Abidjan, 1er juil 2026 (AIP) – La Côte d’Ivoire entend se doter de données hydrographiques « souveraines, fiables et régulièrement actualisées » couvrant l’ensemble de son espace maritime, de la lagune Ébrié à la zone économique exclusive, a déclaré le mercredi 1er juillet 2026 à Abidjan, le vice-Premier ministre, ministre de la Défense, Téné Brahima Ouattara.
S’exprimant à l’ouverture de la 19e Conférence de la Commission hydrographique de l’Atlantique oriental (CHAtO-19), le vice – Premier ministre a souligné que la maîtrise des données hydrographiques constitue un enjeu stratégique pour la sécurité nationale et la protection des intérêts maritimes du pays.
« Notre ambition est claire : disposer de données hydrographiques souveraines, fiables et régulièrement actualisées couvrant l’ensemble de notre domaine maritime, de la lagune Ébrié jusqu’à la zone économique exclusive », a-t-il déclaré.
Selon lui, les défis liés à l’hydrographie concernent directement la sécurité nationale, notamment à travers la surveillance de la zone économique exclusive, la lutte contre la piraterie, les trafics illicites, la pêche illégale ainsi que la protection des infrastructures portuaires, missions assurées par la Marine nationale.

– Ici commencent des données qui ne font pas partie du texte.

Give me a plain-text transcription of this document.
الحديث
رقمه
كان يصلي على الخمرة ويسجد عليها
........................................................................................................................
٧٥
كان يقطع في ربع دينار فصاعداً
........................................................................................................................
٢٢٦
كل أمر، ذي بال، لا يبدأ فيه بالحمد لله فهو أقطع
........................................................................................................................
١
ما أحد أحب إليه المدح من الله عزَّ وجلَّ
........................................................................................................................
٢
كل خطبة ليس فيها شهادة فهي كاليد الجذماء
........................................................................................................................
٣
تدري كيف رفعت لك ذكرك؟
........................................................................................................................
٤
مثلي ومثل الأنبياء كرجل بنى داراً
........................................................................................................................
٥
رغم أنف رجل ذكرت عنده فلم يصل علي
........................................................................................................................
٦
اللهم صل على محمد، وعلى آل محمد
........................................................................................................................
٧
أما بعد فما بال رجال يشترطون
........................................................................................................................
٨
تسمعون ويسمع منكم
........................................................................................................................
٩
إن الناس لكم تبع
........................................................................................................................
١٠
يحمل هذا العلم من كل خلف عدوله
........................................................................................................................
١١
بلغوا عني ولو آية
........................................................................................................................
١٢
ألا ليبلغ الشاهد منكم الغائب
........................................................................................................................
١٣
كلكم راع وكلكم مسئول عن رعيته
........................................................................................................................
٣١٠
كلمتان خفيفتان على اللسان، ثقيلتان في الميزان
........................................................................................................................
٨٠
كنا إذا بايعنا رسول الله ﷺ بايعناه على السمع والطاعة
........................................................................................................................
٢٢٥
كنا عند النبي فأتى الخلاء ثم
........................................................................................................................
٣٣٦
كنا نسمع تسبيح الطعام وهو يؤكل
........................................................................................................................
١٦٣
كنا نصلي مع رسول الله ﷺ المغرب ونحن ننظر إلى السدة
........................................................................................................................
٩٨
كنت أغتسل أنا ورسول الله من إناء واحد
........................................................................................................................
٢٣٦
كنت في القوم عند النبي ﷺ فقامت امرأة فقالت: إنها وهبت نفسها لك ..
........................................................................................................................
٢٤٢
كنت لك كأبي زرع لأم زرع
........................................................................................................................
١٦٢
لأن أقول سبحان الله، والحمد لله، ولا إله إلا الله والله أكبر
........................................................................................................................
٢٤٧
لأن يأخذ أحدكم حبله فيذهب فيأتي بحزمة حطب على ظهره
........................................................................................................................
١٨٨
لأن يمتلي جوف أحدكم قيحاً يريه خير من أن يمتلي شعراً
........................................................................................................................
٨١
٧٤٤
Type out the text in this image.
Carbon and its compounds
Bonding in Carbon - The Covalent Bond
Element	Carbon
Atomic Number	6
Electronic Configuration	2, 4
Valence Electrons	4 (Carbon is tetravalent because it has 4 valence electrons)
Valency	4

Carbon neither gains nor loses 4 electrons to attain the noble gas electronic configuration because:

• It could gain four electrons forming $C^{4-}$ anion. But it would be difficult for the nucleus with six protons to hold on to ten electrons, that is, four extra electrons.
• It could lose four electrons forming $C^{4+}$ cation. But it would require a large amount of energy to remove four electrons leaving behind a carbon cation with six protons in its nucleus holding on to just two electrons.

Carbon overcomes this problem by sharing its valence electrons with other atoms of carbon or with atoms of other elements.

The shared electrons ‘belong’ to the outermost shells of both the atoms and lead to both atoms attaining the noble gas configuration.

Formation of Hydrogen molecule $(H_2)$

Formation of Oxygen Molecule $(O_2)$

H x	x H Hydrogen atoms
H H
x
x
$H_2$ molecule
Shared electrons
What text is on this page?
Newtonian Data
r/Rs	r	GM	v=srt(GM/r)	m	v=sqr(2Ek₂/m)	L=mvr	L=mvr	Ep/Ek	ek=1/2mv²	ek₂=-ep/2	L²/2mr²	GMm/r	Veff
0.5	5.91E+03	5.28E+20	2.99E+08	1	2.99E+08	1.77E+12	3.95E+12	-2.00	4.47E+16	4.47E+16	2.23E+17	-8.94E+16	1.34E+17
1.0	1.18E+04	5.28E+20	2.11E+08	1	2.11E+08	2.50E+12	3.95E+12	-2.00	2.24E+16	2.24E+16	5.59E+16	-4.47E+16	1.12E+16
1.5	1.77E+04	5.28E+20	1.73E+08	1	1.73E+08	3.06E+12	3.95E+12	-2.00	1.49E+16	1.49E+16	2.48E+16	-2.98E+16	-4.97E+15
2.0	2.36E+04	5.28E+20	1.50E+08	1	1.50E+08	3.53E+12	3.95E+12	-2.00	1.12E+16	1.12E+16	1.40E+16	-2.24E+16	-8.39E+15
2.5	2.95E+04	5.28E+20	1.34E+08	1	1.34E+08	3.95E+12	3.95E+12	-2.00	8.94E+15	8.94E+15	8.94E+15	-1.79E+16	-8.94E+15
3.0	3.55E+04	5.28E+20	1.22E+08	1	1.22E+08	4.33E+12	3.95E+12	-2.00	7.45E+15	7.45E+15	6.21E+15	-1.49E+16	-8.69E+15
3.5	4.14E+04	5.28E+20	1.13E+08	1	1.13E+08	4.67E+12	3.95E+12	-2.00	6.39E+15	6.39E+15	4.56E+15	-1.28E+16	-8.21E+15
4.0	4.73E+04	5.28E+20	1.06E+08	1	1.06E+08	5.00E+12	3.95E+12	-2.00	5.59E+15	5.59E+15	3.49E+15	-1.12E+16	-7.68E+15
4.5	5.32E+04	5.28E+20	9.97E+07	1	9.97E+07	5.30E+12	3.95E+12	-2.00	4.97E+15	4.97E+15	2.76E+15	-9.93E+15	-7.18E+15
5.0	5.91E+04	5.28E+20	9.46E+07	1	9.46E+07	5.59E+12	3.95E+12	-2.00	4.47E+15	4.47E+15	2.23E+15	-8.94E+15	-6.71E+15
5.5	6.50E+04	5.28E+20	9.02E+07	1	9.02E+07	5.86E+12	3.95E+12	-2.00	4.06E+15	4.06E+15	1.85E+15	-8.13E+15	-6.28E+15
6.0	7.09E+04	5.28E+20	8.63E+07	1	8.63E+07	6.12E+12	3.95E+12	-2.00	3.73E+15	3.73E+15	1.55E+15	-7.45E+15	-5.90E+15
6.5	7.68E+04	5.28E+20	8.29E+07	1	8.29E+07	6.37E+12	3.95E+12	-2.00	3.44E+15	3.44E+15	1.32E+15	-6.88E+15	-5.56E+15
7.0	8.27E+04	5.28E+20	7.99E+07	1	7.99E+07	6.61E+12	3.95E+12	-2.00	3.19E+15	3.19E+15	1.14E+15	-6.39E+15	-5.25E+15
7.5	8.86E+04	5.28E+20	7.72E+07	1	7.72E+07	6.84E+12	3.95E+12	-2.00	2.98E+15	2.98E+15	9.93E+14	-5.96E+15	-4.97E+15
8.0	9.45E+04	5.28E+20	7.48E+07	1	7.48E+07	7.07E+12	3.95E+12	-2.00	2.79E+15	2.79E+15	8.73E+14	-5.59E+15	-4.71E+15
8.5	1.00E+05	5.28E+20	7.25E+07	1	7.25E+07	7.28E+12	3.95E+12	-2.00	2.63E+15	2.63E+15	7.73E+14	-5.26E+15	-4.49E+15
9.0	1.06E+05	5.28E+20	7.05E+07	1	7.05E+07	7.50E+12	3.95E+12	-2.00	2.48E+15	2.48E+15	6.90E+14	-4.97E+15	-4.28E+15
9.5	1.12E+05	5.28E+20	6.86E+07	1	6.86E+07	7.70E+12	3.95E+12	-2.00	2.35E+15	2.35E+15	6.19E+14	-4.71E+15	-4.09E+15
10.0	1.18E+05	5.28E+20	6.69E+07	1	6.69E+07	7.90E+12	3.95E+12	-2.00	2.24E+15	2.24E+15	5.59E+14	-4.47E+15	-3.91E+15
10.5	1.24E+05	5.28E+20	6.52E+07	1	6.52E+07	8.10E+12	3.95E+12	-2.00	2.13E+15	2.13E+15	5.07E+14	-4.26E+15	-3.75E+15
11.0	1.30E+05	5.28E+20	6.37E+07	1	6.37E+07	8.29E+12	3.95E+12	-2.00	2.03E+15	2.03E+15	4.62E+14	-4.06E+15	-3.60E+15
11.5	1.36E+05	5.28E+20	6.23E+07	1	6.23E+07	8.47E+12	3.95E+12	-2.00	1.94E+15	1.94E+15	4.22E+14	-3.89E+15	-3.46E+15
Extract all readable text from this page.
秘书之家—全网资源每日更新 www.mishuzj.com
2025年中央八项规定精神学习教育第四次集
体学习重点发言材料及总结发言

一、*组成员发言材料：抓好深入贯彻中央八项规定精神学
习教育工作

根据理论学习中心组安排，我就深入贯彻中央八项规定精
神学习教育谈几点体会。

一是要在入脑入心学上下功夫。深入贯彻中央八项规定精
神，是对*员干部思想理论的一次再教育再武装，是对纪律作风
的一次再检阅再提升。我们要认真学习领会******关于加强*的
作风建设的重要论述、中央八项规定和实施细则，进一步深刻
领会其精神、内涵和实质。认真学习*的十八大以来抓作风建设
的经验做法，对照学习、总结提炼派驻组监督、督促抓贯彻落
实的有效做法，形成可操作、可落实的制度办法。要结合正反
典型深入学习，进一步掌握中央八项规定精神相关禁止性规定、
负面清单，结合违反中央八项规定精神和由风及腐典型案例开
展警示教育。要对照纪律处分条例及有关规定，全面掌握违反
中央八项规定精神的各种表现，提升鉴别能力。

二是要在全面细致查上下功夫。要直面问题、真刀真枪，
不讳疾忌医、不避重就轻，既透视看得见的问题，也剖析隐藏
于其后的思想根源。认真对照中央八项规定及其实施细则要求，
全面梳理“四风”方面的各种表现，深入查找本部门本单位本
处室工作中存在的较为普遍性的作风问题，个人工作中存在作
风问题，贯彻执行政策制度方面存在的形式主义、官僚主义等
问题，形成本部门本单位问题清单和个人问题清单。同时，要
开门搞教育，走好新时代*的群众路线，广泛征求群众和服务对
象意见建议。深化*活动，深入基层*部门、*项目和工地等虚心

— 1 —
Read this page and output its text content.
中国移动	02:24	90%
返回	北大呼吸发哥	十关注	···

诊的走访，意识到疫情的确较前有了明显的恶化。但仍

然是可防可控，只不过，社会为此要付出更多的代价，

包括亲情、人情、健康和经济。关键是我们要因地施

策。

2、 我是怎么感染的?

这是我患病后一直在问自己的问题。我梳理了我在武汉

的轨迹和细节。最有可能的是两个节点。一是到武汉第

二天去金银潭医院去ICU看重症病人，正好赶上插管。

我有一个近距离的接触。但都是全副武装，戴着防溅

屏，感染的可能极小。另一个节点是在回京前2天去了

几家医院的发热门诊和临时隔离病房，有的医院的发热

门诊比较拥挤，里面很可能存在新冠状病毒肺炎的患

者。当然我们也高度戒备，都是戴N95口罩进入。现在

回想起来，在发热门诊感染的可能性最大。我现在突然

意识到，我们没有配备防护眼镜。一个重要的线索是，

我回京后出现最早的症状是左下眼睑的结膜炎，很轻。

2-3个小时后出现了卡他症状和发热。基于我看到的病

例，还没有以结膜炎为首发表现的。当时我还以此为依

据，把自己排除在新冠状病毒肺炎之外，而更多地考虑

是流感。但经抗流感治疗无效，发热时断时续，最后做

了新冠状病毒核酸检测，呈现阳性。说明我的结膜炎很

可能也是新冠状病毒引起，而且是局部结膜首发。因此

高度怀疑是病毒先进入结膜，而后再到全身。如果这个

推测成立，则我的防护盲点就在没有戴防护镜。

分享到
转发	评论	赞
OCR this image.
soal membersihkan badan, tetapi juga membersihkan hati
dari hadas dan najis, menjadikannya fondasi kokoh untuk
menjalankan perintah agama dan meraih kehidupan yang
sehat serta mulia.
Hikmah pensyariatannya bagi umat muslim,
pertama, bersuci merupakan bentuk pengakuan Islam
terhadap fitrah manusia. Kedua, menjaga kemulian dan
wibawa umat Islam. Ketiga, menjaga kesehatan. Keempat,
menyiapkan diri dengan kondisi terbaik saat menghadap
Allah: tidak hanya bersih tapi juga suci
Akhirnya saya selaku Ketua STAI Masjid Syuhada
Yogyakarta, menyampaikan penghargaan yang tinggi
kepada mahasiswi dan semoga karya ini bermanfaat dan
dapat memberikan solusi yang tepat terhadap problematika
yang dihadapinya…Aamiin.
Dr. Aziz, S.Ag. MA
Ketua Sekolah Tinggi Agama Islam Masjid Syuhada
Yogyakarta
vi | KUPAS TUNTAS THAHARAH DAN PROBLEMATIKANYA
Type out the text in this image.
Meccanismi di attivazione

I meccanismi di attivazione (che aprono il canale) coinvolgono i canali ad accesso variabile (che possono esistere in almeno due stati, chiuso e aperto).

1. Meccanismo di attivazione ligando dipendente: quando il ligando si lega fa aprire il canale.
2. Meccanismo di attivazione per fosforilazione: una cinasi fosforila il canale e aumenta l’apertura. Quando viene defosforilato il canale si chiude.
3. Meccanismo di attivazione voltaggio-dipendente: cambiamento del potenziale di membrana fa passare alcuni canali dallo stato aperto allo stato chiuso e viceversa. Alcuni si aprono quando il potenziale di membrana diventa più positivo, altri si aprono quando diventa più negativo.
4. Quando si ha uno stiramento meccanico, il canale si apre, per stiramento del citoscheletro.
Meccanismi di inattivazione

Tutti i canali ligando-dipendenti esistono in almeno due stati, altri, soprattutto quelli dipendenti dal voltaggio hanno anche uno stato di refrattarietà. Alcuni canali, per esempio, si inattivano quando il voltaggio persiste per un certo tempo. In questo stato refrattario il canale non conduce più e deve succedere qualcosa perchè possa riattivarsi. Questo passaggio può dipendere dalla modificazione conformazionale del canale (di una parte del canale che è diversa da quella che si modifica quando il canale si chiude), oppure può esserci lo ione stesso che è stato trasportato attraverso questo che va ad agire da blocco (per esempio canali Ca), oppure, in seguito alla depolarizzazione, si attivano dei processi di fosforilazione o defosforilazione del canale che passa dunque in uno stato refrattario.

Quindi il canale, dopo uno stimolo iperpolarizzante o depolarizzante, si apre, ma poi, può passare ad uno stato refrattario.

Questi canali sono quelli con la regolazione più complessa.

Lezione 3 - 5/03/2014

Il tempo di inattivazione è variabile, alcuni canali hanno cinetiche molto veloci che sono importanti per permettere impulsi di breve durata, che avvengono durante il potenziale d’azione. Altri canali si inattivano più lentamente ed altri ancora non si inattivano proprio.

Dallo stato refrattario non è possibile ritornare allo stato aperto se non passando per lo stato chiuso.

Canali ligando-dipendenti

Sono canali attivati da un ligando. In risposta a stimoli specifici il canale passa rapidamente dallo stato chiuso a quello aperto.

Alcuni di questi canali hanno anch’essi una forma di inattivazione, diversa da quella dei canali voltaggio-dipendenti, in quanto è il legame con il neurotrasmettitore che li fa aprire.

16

Brahima Ouattara a également souligné que la Commission hydrographique de l’Atlantique oriental constitue un cadre de coopération privilégié permettant de renforcer la solidarité entre les États membres, de développer des partenariats avec les services hydrographiques expérimentés, notamment le Service hydrographique et océanographique de la Marine française (Shom), ainsi qu’avec les partenaires techniques et institutionnels.
Le renforcement des capacités des États membres doit, selon lui, demeurer au cœur des priorités de cette coopération régionale.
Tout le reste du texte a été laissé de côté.